Among other things, those who want it removed argue that the dam is a safety hazard and that it impedes the path of migrating fish. Advocates for keeping the dam have set up a Facebook page to call for its preservation. On it they describe their concerns for losing the pool and wetlands that lie behind the dam and its general aesthetics that they have grown to appreciate.
Of course, money has a role in the story. According to the last dam removal prospectus released by Restoration Systems, the company sponsoring the dam’s removal, the company hopes to gain approximately 32,590 feet of credit for restoring the stream length impounded by the dam. If the company is successful and able to achieve the benchmarks needed to satisfy regulators, those credits would be worth millions.
With that kind of money at stake, the company has sunk a lot of time, effort, and financial resources into their dam removal campaign. This campaign includes a website and promotional videos. While the project has supporters, it has yet to win approval from the agencies responsible for permitting the project.

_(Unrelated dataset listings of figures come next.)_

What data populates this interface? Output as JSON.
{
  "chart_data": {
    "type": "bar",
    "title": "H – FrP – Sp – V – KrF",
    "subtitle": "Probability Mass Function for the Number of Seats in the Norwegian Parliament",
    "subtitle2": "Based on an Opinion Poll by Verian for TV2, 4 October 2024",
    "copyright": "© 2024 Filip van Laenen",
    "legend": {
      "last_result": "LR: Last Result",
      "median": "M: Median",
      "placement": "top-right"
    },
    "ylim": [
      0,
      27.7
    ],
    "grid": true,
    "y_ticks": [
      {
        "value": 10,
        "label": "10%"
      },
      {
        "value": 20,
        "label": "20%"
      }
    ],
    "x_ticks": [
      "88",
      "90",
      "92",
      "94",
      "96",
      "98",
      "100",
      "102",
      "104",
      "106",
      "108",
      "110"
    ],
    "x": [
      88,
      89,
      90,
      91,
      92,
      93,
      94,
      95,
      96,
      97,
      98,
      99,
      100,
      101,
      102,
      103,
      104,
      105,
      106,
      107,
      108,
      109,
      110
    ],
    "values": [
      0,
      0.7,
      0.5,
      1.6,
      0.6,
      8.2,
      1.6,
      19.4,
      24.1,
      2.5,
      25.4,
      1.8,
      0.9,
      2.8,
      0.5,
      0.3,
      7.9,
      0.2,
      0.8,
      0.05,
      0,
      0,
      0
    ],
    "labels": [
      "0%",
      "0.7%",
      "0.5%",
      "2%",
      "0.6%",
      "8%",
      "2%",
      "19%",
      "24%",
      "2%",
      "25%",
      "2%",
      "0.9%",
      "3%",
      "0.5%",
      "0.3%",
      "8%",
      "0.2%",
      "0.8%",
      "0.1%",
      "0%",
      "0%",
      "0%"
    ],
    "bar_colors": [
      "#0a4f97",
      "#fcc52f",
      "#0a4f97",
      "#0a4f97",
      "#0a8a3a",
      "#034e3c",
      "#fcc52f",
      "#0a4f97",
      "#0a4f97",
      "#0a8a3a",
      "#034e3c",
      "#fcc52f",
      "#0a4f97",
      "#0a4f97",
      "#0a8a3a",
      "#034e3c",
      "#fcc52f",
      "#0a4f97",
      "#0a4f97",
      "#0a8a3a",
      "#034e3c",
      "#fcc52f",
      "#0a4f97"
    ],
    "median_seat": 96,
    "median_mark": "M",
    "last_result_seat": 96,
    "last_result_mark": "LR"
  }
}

This brings us back to our recent visit. Hanging out below the dam, an angler threw out a net to catch bait fish. In several throws, he was able to bring back over a dozen shad stuck at the dam. He through those back as he was looking for smaller fish for bait. Still, for those fish stuck at the dam, it would be nice to see Milburnie removed in a way that benefits both those advocating for its preservation and those seeking to remove it. That solution would be most beneficial to those species suffering from its existence.